= Baron Hamilton of Strabane =

Lord Hamilton, Baron of Strabane, in the County of Tyrone, is a title in the Peerage of Ireland created on 8 May 1617, for James Hamilton, Master of Abercorn, eldest son of James Hamilton, 1st Earl of Abercorn, during the life of his father (and his grandfather, Claud Hamilton, 1st Lord Paisley); the barony had the special remainder to the heir-males of his father. He was about thirteen at the time. Both Abercorn and Paisley were in the peerage of Scotland. He inherited his father's several titles in 1618, his grandfather's title in 1621.

In 1633, shortly after his marriage, he gave his Irish lands to his younger brother, Claud, and resigned his title to the King, to be given to Claud; it was recreated on 14 August 1634 (with the precedence of 1617).

George Hamilton, 3rd Earl of Abercorn, the second Earl's last surviving son, died in Padua, sometime around 1680 or 1682. Claud Hamilton, 5th Lord Hamilton, grandson of the 2nd Baron, therefore inherited the Earldom of Abercorn; the Lords Hamilton have since been Earls, Marquesses, and Dukes of Abercorn, with one exception:

The same Claud Hamilton, 5th Baron and 4th Earl, was Lord of the Bedchamber to James II, went with him into exile, and fought on the losing side at the Battle of the Boyne. Thereafter he was outlawed, attainted and deprived of his Irish peerage and estates; but not the Scottish ones. However, he died in a naval encounter on his way back to France a few months later, in August 1691, and his brother and heir Charles Hamilton, 5th Earl of Abercorn was able to get the attainder reversed, on 24 May 1692.

James Hamilton, 6th Earl of Abercorn was descended from another son of the first Earl, but inherited the Barony of Strabane in 1701 without regrant, under the special remainder. He, who had joined William of Orange in 1688, and fought to defend Derry during the Siege of Derry, promptly had his Irish title promoted to Viscount Strabane.

James Hamilton, second Marquess of Abercorn was Lord Lieutenant of Ireland in 1868, when he was created Duke of Abercorn, and Marquess of Hamilton of Strabane; both again in the Peerage of Ireland.
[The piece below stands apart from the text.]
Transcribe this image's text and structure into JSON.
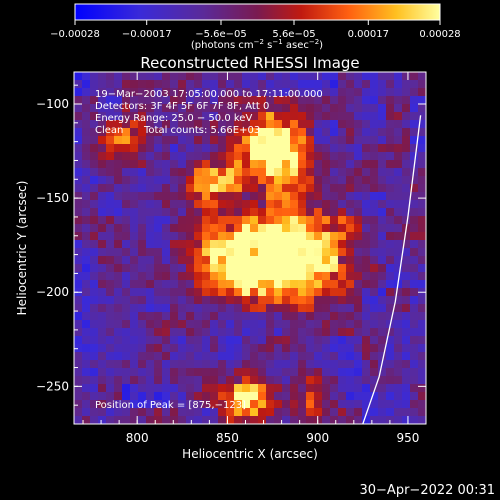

Officially, these were not creations but promotions of his existing Irish titles; this matters because the Act of Union 1800 limited the number of Irish creations after the Union. There is some dispute over the propriety of this action.

==Lords Hamilton, Barons of Strabane (1617 to date)==
- James Hamilton, 2nd Earl of Abercorn and 1st Baron Hamilton of Strabane (c. 1614 - c. 1670) (resigned 1633)
- Claud Hamilton, 2nd Baron Hamilton of Strabane (died 1638) br. of prec.
- James Hamilton, 3rd Baron Hamilton of Strabane (1633–1655)
- George Hamilton, 4th Baron Hamilton of Strabane (died 1668) br. of prec.
- Claud Hamilton, 4th Earl of Abercorn and 5th Baron Hamilton of Strabane (1658–1691) (attainted 1691)
- Charles Hamilton, 5th Earl of Abercorn and 6th Baron Hamilton of Strabane (died 1701) br. of prec. (attainder reversed 1692).

For further Barons, see Duke of Abercorn.